In other words, for numbers larger than some upper bound, you can no longer store adjacent "integers" ... given an integer value above this threshold, the "next" possible double will be more than 1 more than the previous number.
for instance
public class Test1 { public static void main(String[] args) throws Exception { long long1 = Long.MAX_VALUE - 100L; double dbl1 = long1; long long2 = long1+1; double dbl2 = dbl1+1; double dbl3 = dbl2+Math.ulp(dbl2); System.out.printf("%d %d\n%f %f %f", long1, long2, dbl1, dbl2, dbl3); } }
It is output:
9223372036854775707 9223372036854775708 9223372036854776000.000000 9223372036854776000.000000 9223372036854778000.000000
note that
- The double representation of Long.MAX_VALUE-100 makes NOT equal to the original value.
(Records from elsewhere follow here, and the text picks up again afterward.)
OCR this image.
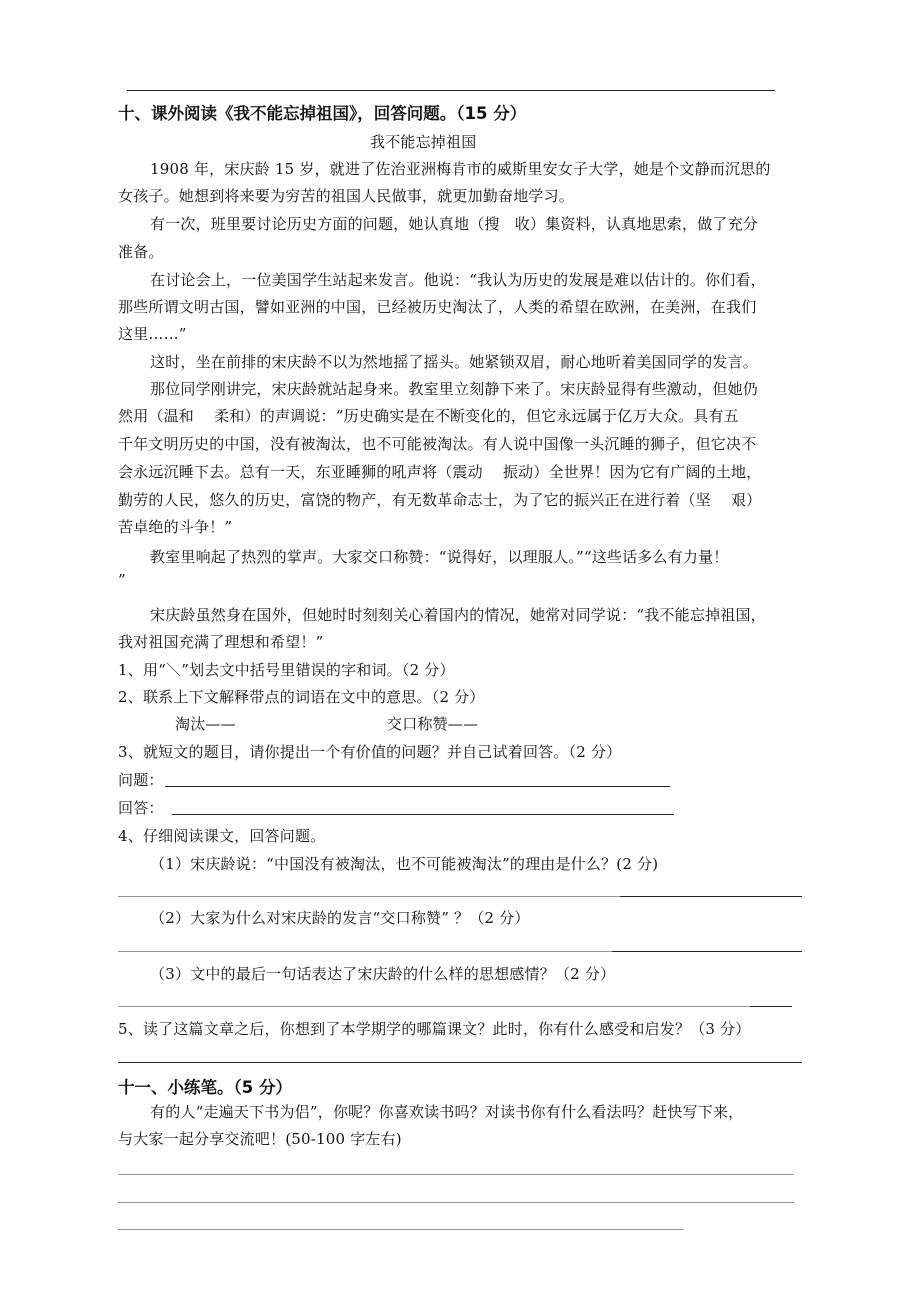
十、课外阅读《我不能忘掉祖国》，回答问题。（15 分）
我不能忘掉祖国
1908 年，宋庆龄 15 岁，就进了佐治亚洲梅肯市的威斯里安女子大学，她是个文静而沉思的
女孩子。她想到将来要为穷苦的祖国人民做事，就更加勤奋地学习。
有一次，班里要讨论历史方面的问题，她认真地（搜　收）集资料，认真地思索，做了充分
准备。
在讨论会上，一位美国学生站起来发言。他说：“我认为历史的发展是难以估计的。你们看，
那些所谓文明古国，譬如亚洲的中国，已经被历史淘汰了，人类的希望在欧洲，在美洲，在我们
这里……”
这时，坐在前排的宋庆龄不以为然地摇了摇头。她紧锁双眉，耐心地听着美国同学的发言。
那位同学刚讲完，宋庆龄就站起身来。教室里立刻静下来了。宋庆龄显得有些激动，但她仍
然用（温和　 柔和）的声调说：“历史确实是在不断变化的，但它永远属于亿万大众。具有五
千年文明历史的中国，没有被淘汰，也不可能被淘汰。有人说中国像一头沉睡的狮子，但它决不
会永远沉睡下去。总有一天，东亚睡狮的吼声将（震动　 振动）全世界！因为它有广阔的土地，
勤劳的人民，悠久的历史，富饶的物产，有无数革命志士，为了它的振兴正在进行着（坚　 艰）
苦卓绝的斗争！”
教室里响起了热烈的掌声。大家交口称赞：“说得好，以理服人。”“这些话多么有力量！
”
宋庆龄虽然身在国外，但她时时刻刻关心着国内的情况，她常对同学说：“我不能忘掉祖国，
我对祖国充满了理想和希望！”
1、用“＼”划去文中括号里错误的字和词。（2 分）
2、联系上下文解释带点的词语在文中的意思。（2 分）
淘汰——	交口称赞——
3、就短文的题目，请你提出一个有价值的问题？并自己试着回答。（2 分）
问题：
回答：
4、仔细阅读课文，回答问题。
（1）宋庆龄说：“中国没有被淘汰，也不可能被淘汰”的理由是什么？(2 分)
（2）大家为什么对宋庆龄的发言“交口称赞” ？（2 分）
（3）文中的最后一句话表达了宋庆龄的什么样的思想感情？（2 分）
5、读了这篇文章之后，你想到了本学期学的哪篇课文？此时，你有什么感受和启发？（3 分）
十一、小练笔。（5 分）
有的人“走遍天下书为侣”，你呢？你喜欢读书吗？对读书你有什么看法吗？赶快写下来，
与大家一起分享交流吧！(50-100 字左右)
- Adding 1 to the double view of Long.MAX_VALUE-100 has no effect
- With this value, the difference between one double and the next possible double value is 2000.
Another way of saying this is that Long has an accuracy of up to 19 digits, and double has only 16-digit accuracy. A double can store numbers exceeding 16 digits, but due to truncation / rounding in the lower digits.
If you need accuracy over 19 digits, you should resort to BigInteger with the expected performance degradation.